WBHK
- Warrior, Alabama; United States;
- Broadcast area: Birmingham, Alabama
- Frequency: 98.7 MHz (HD Radio)
- Branding: 98.7 Kiss FM

Programming
- Format: Urban adult contemporary
- Subchannels: HD2: WENN simulcast

Ownership
- Owner: SummitMedia; (SM-WBHK, LLC);
- Sister stations: WAGG, WBHJ, WBPT, WENN, WZZK-FM

History
- First air date: April 22, 1992
- Former call signs: WLBI (1991–1996)
- Call sign meaning: Birmingham Kiss

Technical information
- Licensing authority: FCC
- Facility ID: 65227
- Class: C1
- ERP: 39,000 watts
- HAAT: 408 meters (1,339 ft)

Links
- Public license information: Public file; LMS;
- Webcast: Listen live
- Website: 987kiss.com

= WBHK =

WBHK (98.7 FM, "98.7 Kiss-FM") is a commercial radio station licensed to Warrior, Alabama, and serves Greater Birmingham. Owned by SummitMedia, it airs an urban adult contemporary format, with studios located in the Cahaba neighborhood in far southeast Birmingham.

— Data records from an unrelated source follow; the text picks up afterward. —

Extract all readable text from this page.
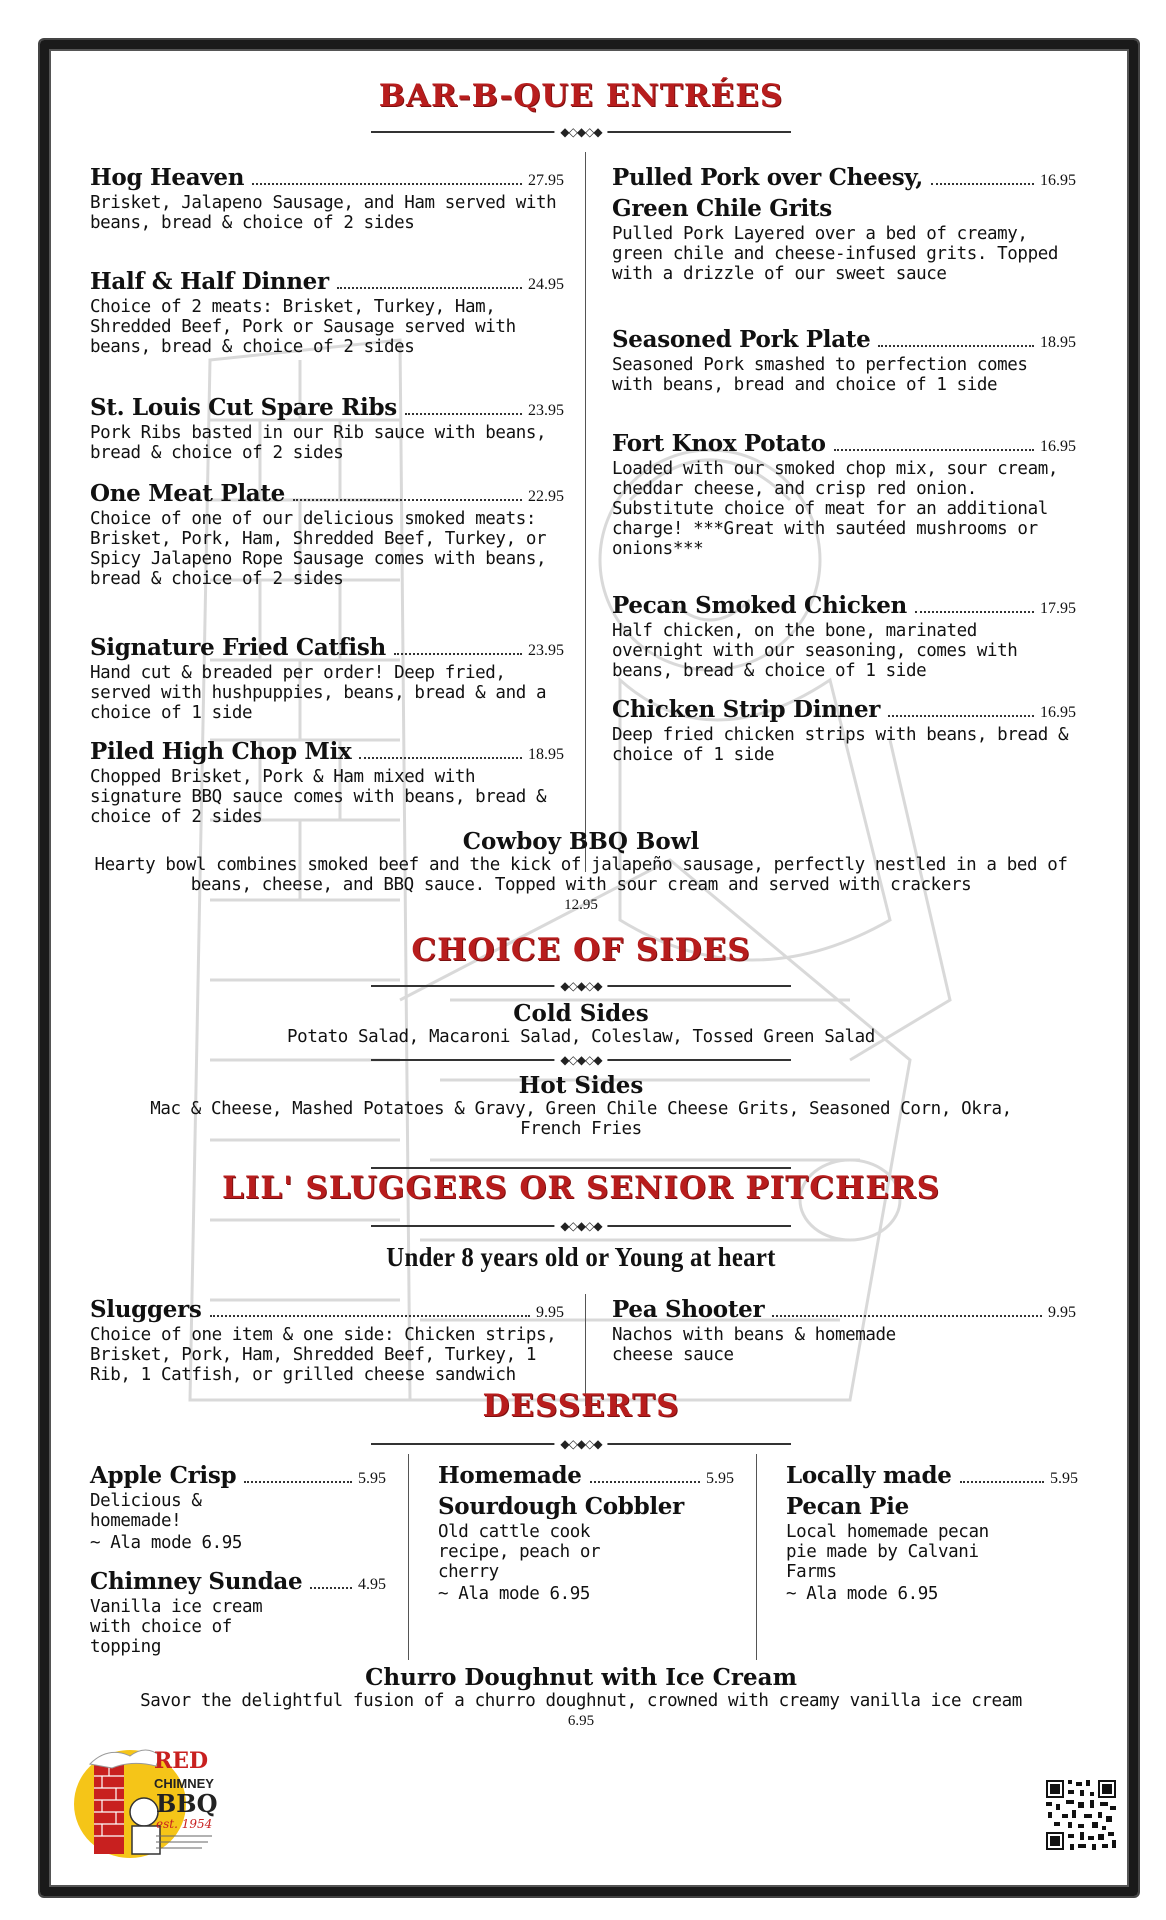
BAR-B-QUE ENTRÉES
◆◇◆◇◆
Hog Heaven	27.95
Brisket, Jalapeno Sausage, and Ham served with beans, bread & choice of 2 sides
Half & Half Dinner	24.95
Choice of 2 meats: Brisket, Turkey, Ham, Shredded Beef, Pork or Sausage served with beans, bread & choice of 2 sides
St. Louis Cut Spare Ribs	23.95
Pork Ribs basted in our Rib sauce with beans, bread & choice of 2 sides
One Meat Plate	22.95
Choice of one of our delicious smoked meats: Brisket, Pork, Ham, Shredded Beef, Turkey, or Spicy Jalapeno Rope Sausage comes with beans, bread & choice of 2 sides
Signature Fried Catfish	23.95
Hand cut & breaded per order! Deep fried, served with hushpuppies, beans, bread & and a choice of 1 side
Piled High Chop Mix	18.95
Chopped Brisket, Pork & Ham mixed with signature BBQ sauce comes with beans, bread & choice of 2 sides
Pulled Pork over Cheesy,	16.95
Green Chile Grits
Pulled Pork Layered over a bed of creamy, green chile and cheese-infused grits. Topped with a drizzle of our sweet sauce
Seasoned Pork Plate	18.95
Seasoned Pork smashed to perfection comes with beans, bread and choice of 1 side
Fort Knox Potato	16.95
Loaded with our smoked chop mix, sour cream, cheddar cheese, and crisp red onion. Substitute choice of meat for an additional charge! ***Great with sautéed mushrooms or onions***
Pecan Smoked Chicken	17.95
Half chicken, on the bone, marinated overnight with our seasoning, comes with beans, bread & choice of 1 side
Chicken Strip Dinner	16.95
Deep fried chicken strips with beans, bread & choice of 1 side
Cowboy BBQ Bowl
Hearty bowl combines smoked beef and the kick of jalapeño sausage, perfectly nestled in a bed of beans, cheese, and BBQ sauce. Topped with sour cream and served with crackers
12.95
CHOICE OF SIDES
◆◇◆◇◆
Cold Sides
Potato Salad, Macaroni Salad, Coleslaw, Tossed Green Salad
◆◇◆◇◆
Hot Sides
Mac & Cheese, Mashed Potatoes & Gravy, Green Chile Cheese Grits, Seasoned Corn, Okra, French Fries
LIL' SLUGGERS OR SENIOR PITCHERS
◆◇◆◇◆
Under 8 years old or Young at heart
Sluggers	9.95
Choice of one item & one side: Chicken strips, Brisket, Pork, Ham, Shredded Beef, Turkey, 1 Rib, 1 Catfish, or grilled cheese sandwich
Pea Shooter	9.95
Nachos with beans & homemade cheese sauce
DESSERTS
◆◇◆◇◆
Apple Crisp	5.95
Delicious & homemade!
~ Ala mode 6.95
Chimney Sundae	4.95
Vanilla ice cream with choice of topping
Homemade	5.95
Sourdough Cobbler
Old cattle cook recipe, peach or cherry
~ Ala mode 6.95
Locally made	5.95
Pecan Pie
Local homemade pecan pie made by Calvani Farms
~ Ala mode 6.95
Churro Doughnut with Ice Cream
Savor the delightful fusion of a churro doughnut, crowned with creamy vanilla ice cream
6.95
RED
CHIMNEY
BBQ
est. 1954
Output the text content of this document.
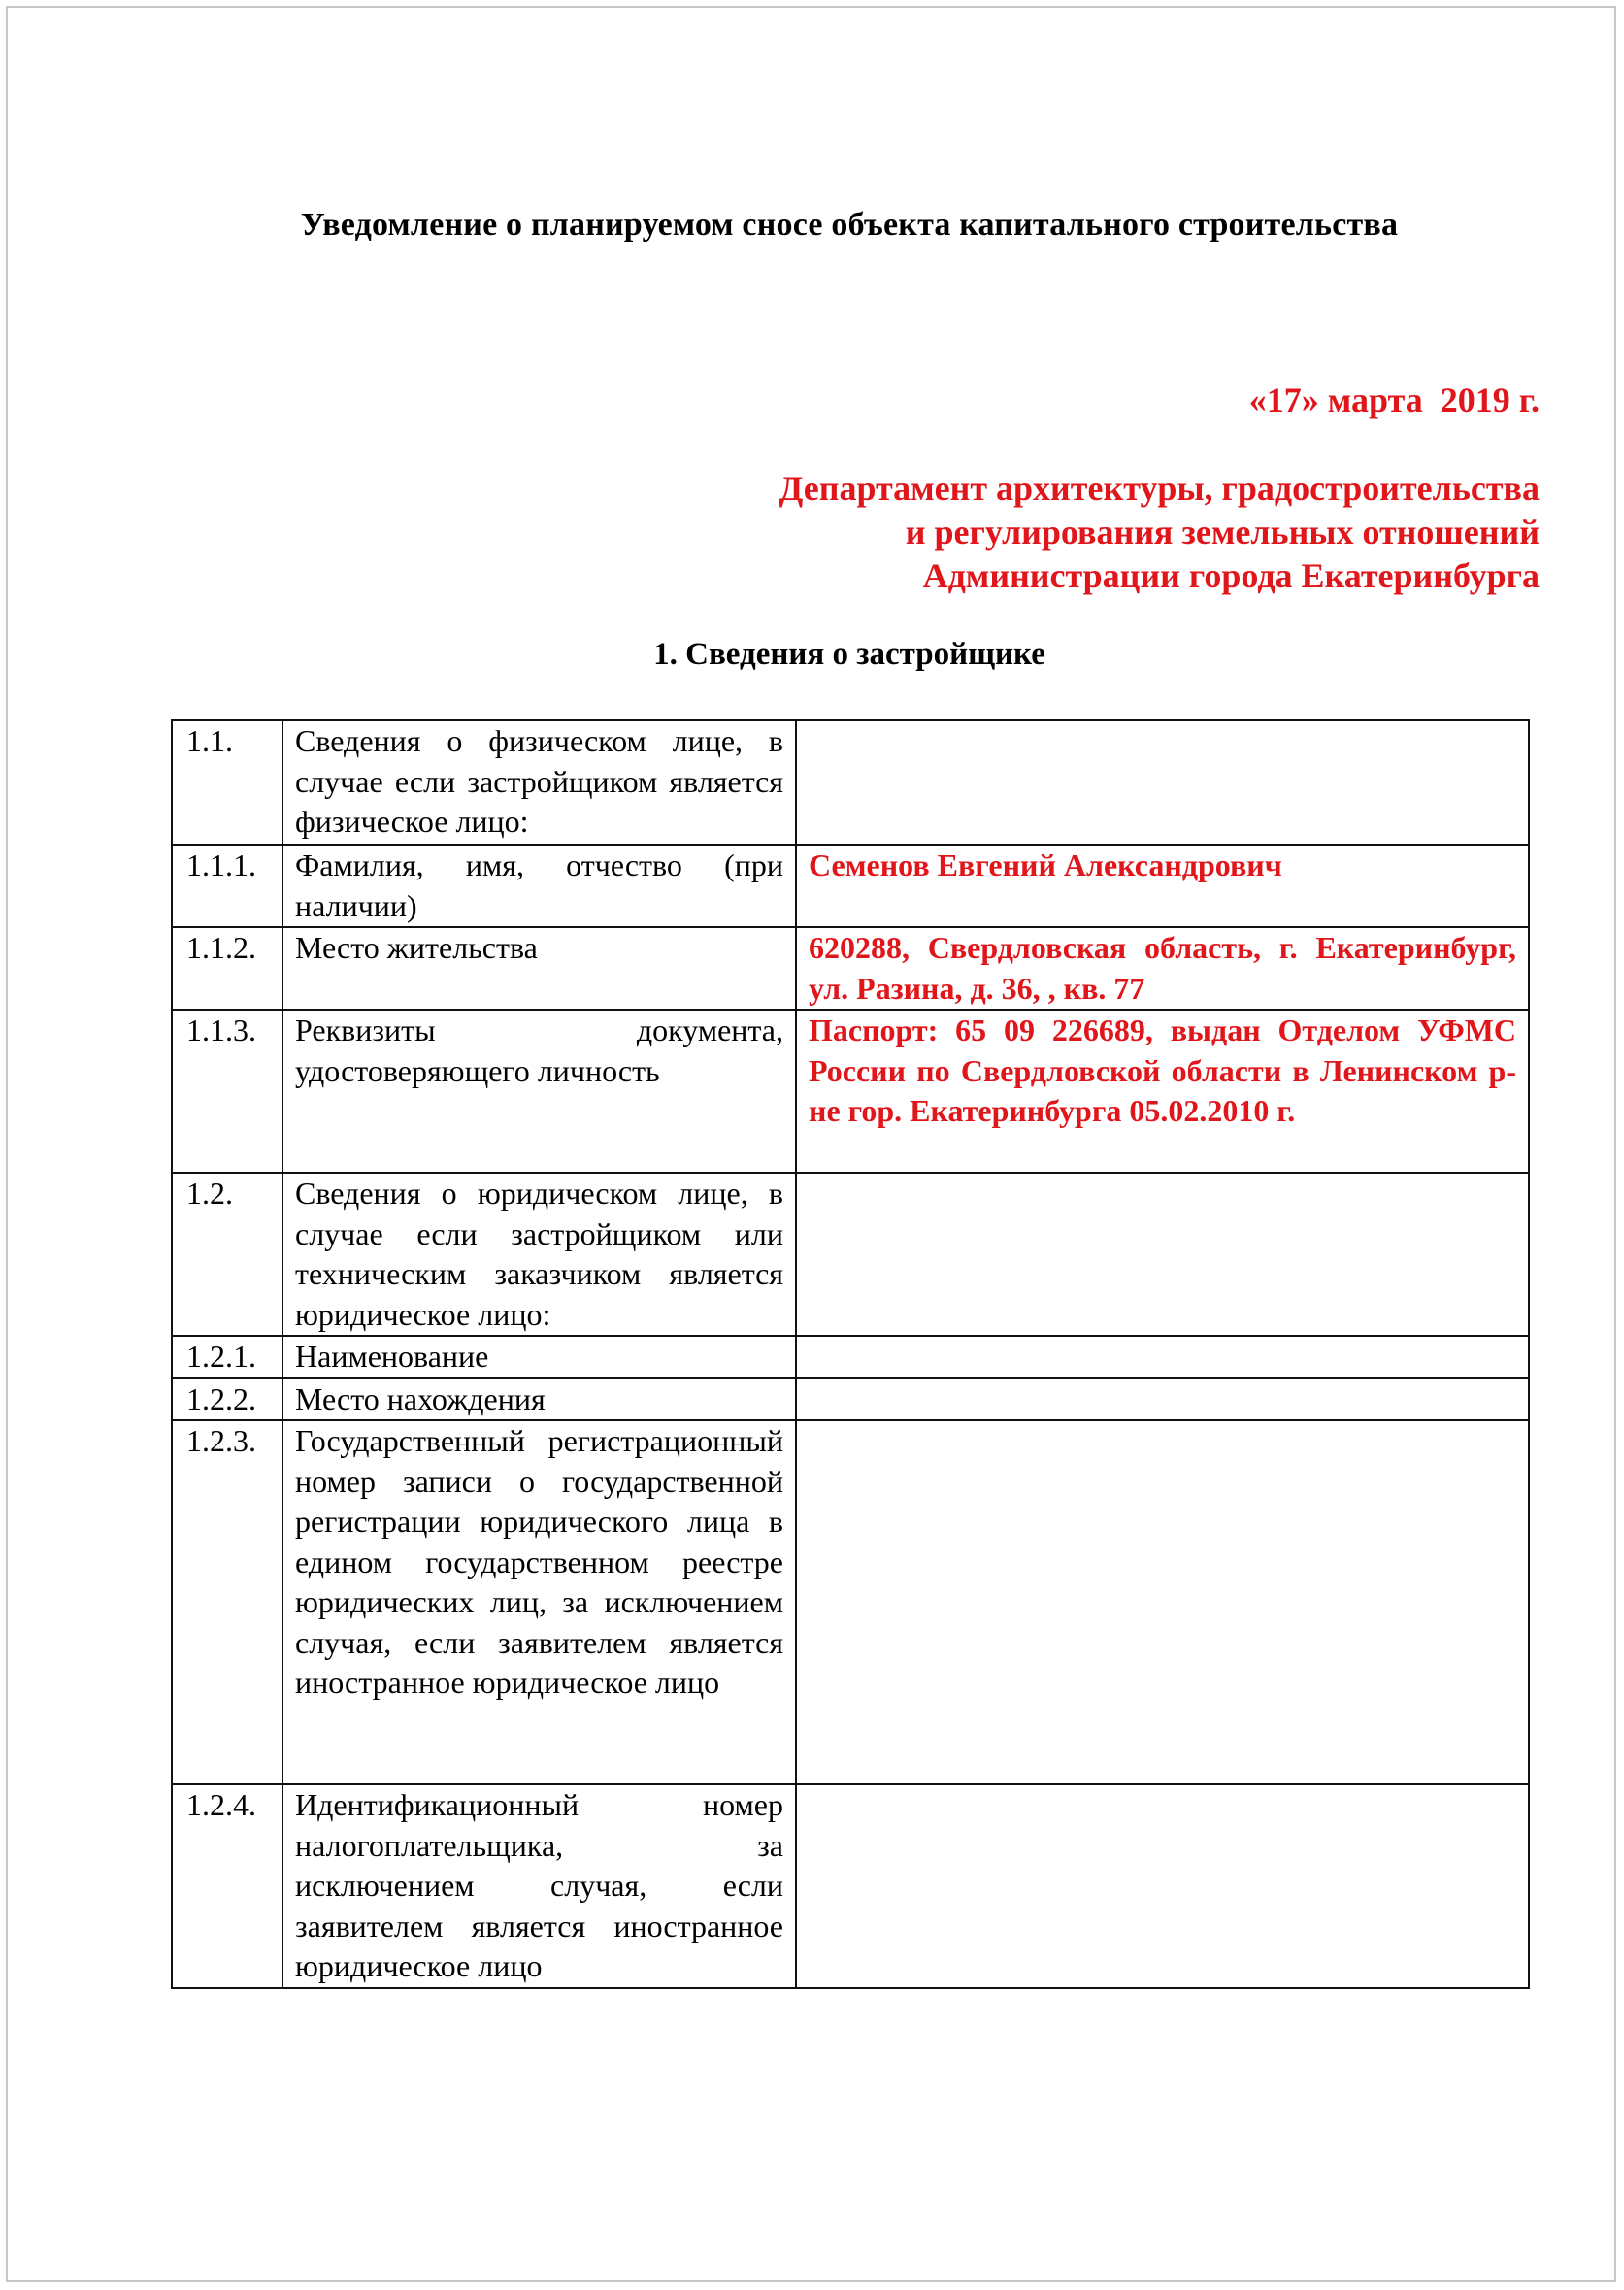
Уведомление о планируемом сносе объекта капитального строительства
«17» марта  2019 г.
Департамент архитектуры, градостроительства
и регулирования земельных отношений
Администрации города Екатеринбурга
1. Сведения о застройщике
1.1.	Сведения о физическом лице, в случае если застройщиком является физическое лицо:	
1.1.1.	Фамилия, имя, отчество (при наличии)	Семенов Евгений Александрович
1.1.2.	Место жительства	620288, Свердловская область, г. Екатеринбург, ул. Разина, д. 36, , кв. 77
1.1.3.	Реквизиты документа, удостоверяющего личность	Паспорт: 65 09 226689, выдан Отделом УФМС России по Свердловской области в Ленинском р-не гор. Екатеринбурга 05.02.2010 г.
1.2.	Сведения о юридическом лице, в случае если застройщиком или техническим заказчиком является юридическое лицо:	
1.2.1.	Наименование	
1.2.2.	Место нахождения	
1.2.3.	Государственный регистрационный номер записи о государственной регистрации юридического лица в едином государственном реестре юридических лиц, за исключением случая, если заявителем является иностранное юридическое лицо	
1.2.4.	Идентификационный номер налогоплательщика, за исключением случая, если заявителем является иностранное юридическое лицо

WBHK's transmitter is sited on Golden Crest Drive atop Red Mountain. The signal can be heard across most of Northern and Central Alabama. In 2005, WBHK began broadcasting in HD Radio.

==History==
===Hot AC and Smooth Jazz===
While the station was still a construction permit, it was assigned the WLBI call letters by the Federal Communications Commission on December 13, 1991. After it was built, it signed on the air on April 22, 1992. It was known as "The Great 98" and was powered at 6,000 watts, a fraction of its current output. It had a hot adult contemporary format but was a rimshot station, 15 miles north of Birmingham. Its tower was on a hill off Arkadelphia Road, west of Warrior, with studios set up in a trailer. The station was built by Terry Bentley Lowery and Danny Bentley, both with broadcasting interests in Oneonta, Alabama.

In 1994, the station became known as "98 Lite", and changed to a soft adult contemporary format. In 1995, WLBI began adding smooth jazz programming and eventually morphed into a fulltime smooth jazz station. It continued to broadcast as "98 Lite".

===Urban AC===
On July 24, 1996, after years of struggling in the ratings, it segued to Urban AC music. It began using the slogan, "98.7 Kiss-FM, Smooth R&B and Classic Soul". It switched call letters, becoming WBHK on July 1, 1996. The letters represent "Birmingham's Kiss."

With the format change, the ratings increased. In 2002, the transmitter was upgraded and moved up to Red Mountain after many years of broadcasting from a shorter tower. It was acquired by Atlanta-based Cox Radio in the early 2000s.

On July 20, 2012, Cox Radio announced the sale of WBHK and 22 other stations to Summit Media LLC for $66.25 million. The sale was consummated on May 3, 2013.